What was your most important goal in writing your book?

My highest goal is to persuade people to think deeply about the commandment to seek and pursue peace, apply it to their own lives, and act boldly to serve the cause of peace, each in our own way.

How does peacebuilding differ from peacemaking?

Peacemaking refers to what diplomats do in fashioning and negotiating peace treaties, whereas peace building is the work of civil society leaders in preparing the ground for peace by creating relationship, a sense of a shared future. Peacebuilding is required before, during, and long after the negotiation of treaties. But I use the term “peacebuilding" even more broadly, to apply to the work we all can do in our own lives, serving the cause of peace at home, at work, in community organizations, in the larger society.

How does the Jewish imperative to pursue peace relate to peacebuilding?

Peacebuilding is the work of being faithful to the call of the Psalmist to "seek peace and pursue it" (Psalm 34:15). From the Bible onward, the pursuit of peace is not just the work of diplomats, civil servants, academics, or experts. It is for each of us to serve the cause of peace in the world, in the midst of our own lives …. and in our engagement with the larger world.

What in your own life led to your interest in peace?

Like everyone, I experienced conflict in my own family growing up, though not more than most. My experiences in marriage and divorce were formative in my own early understandings of conflict.
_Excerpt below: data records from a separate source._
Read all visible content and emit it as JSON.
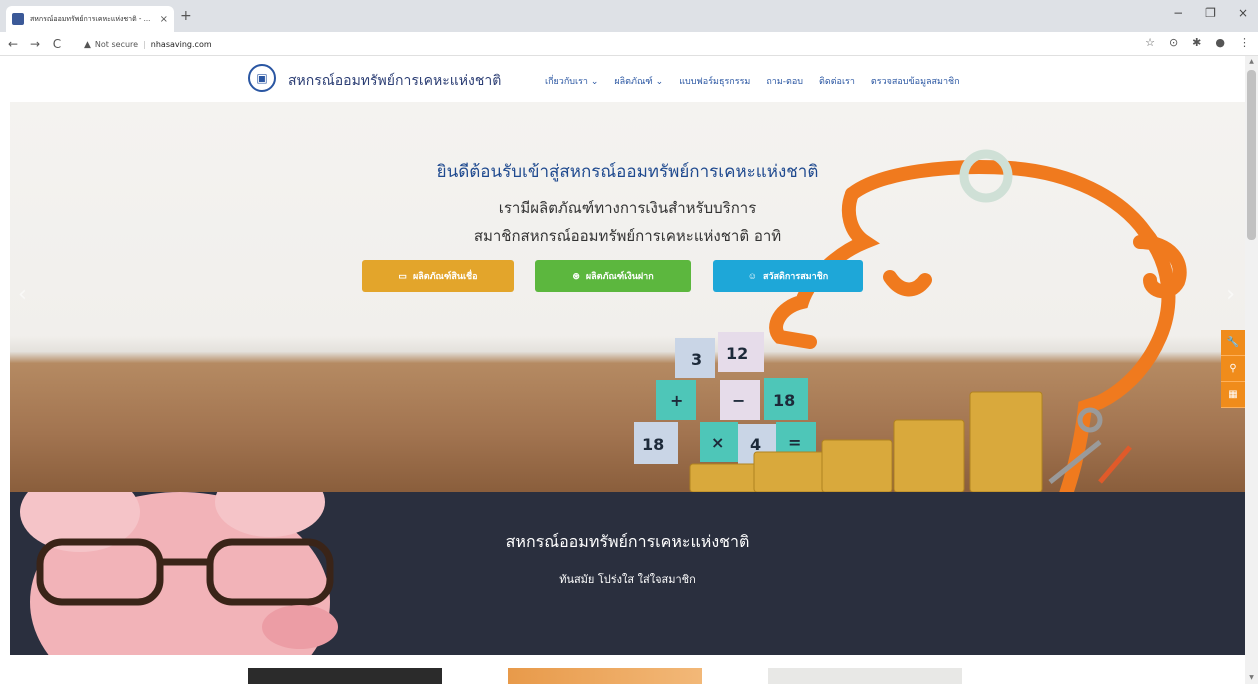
{
  "browser": {
    "tab_title": "สหกรณ์ออมทรัพย์การเคหะแห่งชาติ - ...",
    "tab_close": "×",
    "new_tab": "+",
    "security_label": "Not secure",
    "url": "nhasaving.com",
    "back": "←",
    "forward": "→",
    "reload": "C",
    "minimize": "−",
    "restore": "❐",
    "close": "×",
    "star": "☆",
    "ext1": "⊙",
    "ext2": "✱",
    "profile": "●",
    "menu": "⋮"
  },
  "site": {
    "brand": "สหกรณ์ออมทรัพย์การเคหะแห่งชาติ",
    "nav": [
      {
        "label": "เกี่ยวกับเรา ⌄"
      },
      {
        "label": "ผลิตภัณฑ์ ⌄"
      },
      {
        "label": "แบบฟอร์มธุรกรรม"
      },
      {
        "label": "ถาม-ตอบ"
      },
      {
        "label": "ติดต่อเรา"
      },
      {
        "label": "ตรวจสอบข้อมูลสมาชิก"
      }
    ]
  },
  "hero": {
    "title": "ยินดีต้อนรับเข้าสู่สหกรณ์ออมทรัพย์การเคหะแห่งชาติ",
    "subtitle_line1": "เรามีผลิตภัณฑ์ทางการเงินสำหรับบริการ",
    "subtitle_line2": "สมาชิกสหกรณ์ออมทรัพย์การเคหะแห่งชาติ อาทิ",
    "buttons": [
      {
        "label": "ผลิตภัณฑ์สินเชื่อ",
        "icon": "credit-card-icon",
        "color": "#e3a52b"
      },
      {
        "label": "ผลิตภัณฑ์เงินฝาก",
        "icon": "coin-icon",
        "color": "#5cb73e"
      },
      {
        "label": "สวัสดิการสมาชิก",
        "icon": "smile-icon",
        "color": "#1ea7d8"
      }
    ],
    "prev_arrow": "‹",
    "next_arrow": "›",
    "blocks": [
      "3",
      "12",
      "+",
      "−",
      "18",
      "18",
      "×",
      "4",
      "="
    ]
  },
  "side_widgets": [
    {
      "icon": "wrench-icon",
      "glyph": "🔧"
    },
    {
      "icon": "pin-icon",
      "glyph": "⚲"
    },
    {
      "icon": "grid-icon",
      "glyph": "▦"
    }
  ],
  "band": {
    "title": "สหกรณ์ออมทรัพย์การเคหะแห่งชาติ",
    "subtitle": "ทันสมัย โปร่งใส ใส่ใจสมาชิก"
  },
  "colors": {
    "accent_blue": "#1f4a8f",
    "orange": "#f08c1b",
    "band_bg": "#2a2f3e"
  }
}
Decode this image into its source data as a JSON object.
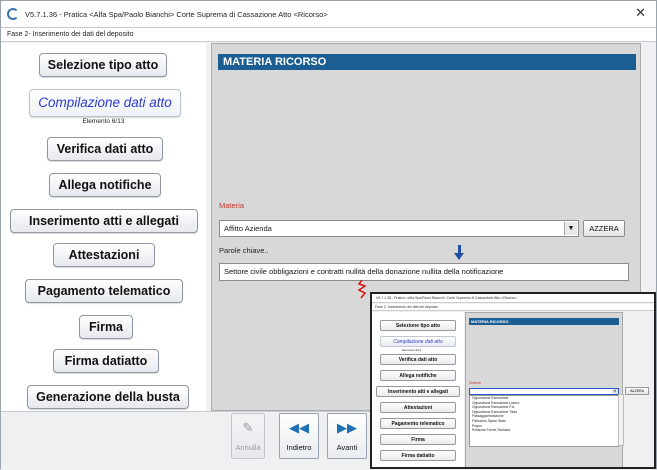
{
  "window": {
    "title": "V5.7.1.36 - Pratica <Alfa Spa/Paolo Bianchi>   Corte Suprema di Cassazione   Atto <Ricorso>",
    "close_glyph": "✕",
    "step": "Fase 2- Inserimento dei dati del deposito"
  },
  "sidebar": {
    "items": [
      {
        "label": "Selezione tipo atto"
      },
      {
        "label": "Compilazione dati atto",
        "sub": "Elemento 6/13"
      },
      {
        "label": "Verifica dati atto"
      },
      {
        "label": "Allega notifiche"
      },
      {
        "label": "Inserimento atti e allegati"
      },
      {
        "label": "Attestazioni"
      },
      {
        "label": "Pagamento telematico"
      },
      {
        "label": "Firma"
      },
      {
        "label": "Firma datiatto"
      },
      {
        "label": "Generazione della busta"
      }
    ]
  },
  "main": {
    "header": "MATERIA RICORSO",
    "materia_label": "Materia",
    "materia_value": "Affitto Azienda",
    "azzera_label": "AZZERA",
    "parole_label": "Parole chiave..",
    "parole_value": "Settore civile obbligazioni e contratti nullità della donazione nullita della notificazione"
  },
  "footer": {
    "annulla": "Annulla",
    "indietro": "Indietro",
    "avanti": "Avanti"
  },
  "inset": {
    "title": "V5.7.1.36 - Pratica <Alfa Spa/Paolo Bianchi>   Corte Suprema di Cassazione   Atto <Ricorso>",
    "step": "Fase 2- Inserimento dei dati del deposito",
    "header": "MATERIA RICORSO",
    "materia_label": "Materia",
    "azzera_label": "AZZERA",
    "sub": "Elemento 6/13",
    "nav": [
      "Selezione tipo atto",
      "Compilazione dati atto",
      "Verifica dati atto",
      "Allega notifiche",
      "Inserimento atti e allegati",
      "Attestazioni",
      "Pagamento telematico",
      "Firma",
      "Firma datiatto"
    ],
    "options": [
      "Opposizione Esecuzione",
      "Opposizione Esecuzione Lavoro",
      "Opposizione Esecuzione P.A.",
      "Opposizione Esecuzione Titolo",
      "Passaggio/mutazione",
      "Patrocinio Spese Stato",
      "Pegno",
      "Pensione Forme Giuridica"
    ]
  }
}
But what launched me into the investigation that became this book was my anguish about events in the world: the Israeli-Palestinian conflict, conflict within the Jewish community, and interreligious conflict. These experiences set me on fire: I wanted to understand more about the dynamics of peace and conflict, and find a way to serve the cause of peace.

What personal benefits do you see coming from the spiritual principles—middot--of the pursuit of peace?

The ancients knew, and modern neuroscience confirms, that human beings are wired for pro-social traits like kindness, compassion, and empathy--but also for greed, envy, and competitiveness. In a life filled with stress and pain, the repetition of our negative responses can make them stronger, but the same holds for our higher traits. If we work to implant values like kindness, compassion, respect, curiosity, and humility into our minds and hearts and embody them through regular practice, we are more likely to have these traits at hand when relationships, individually or collectively, get difficult.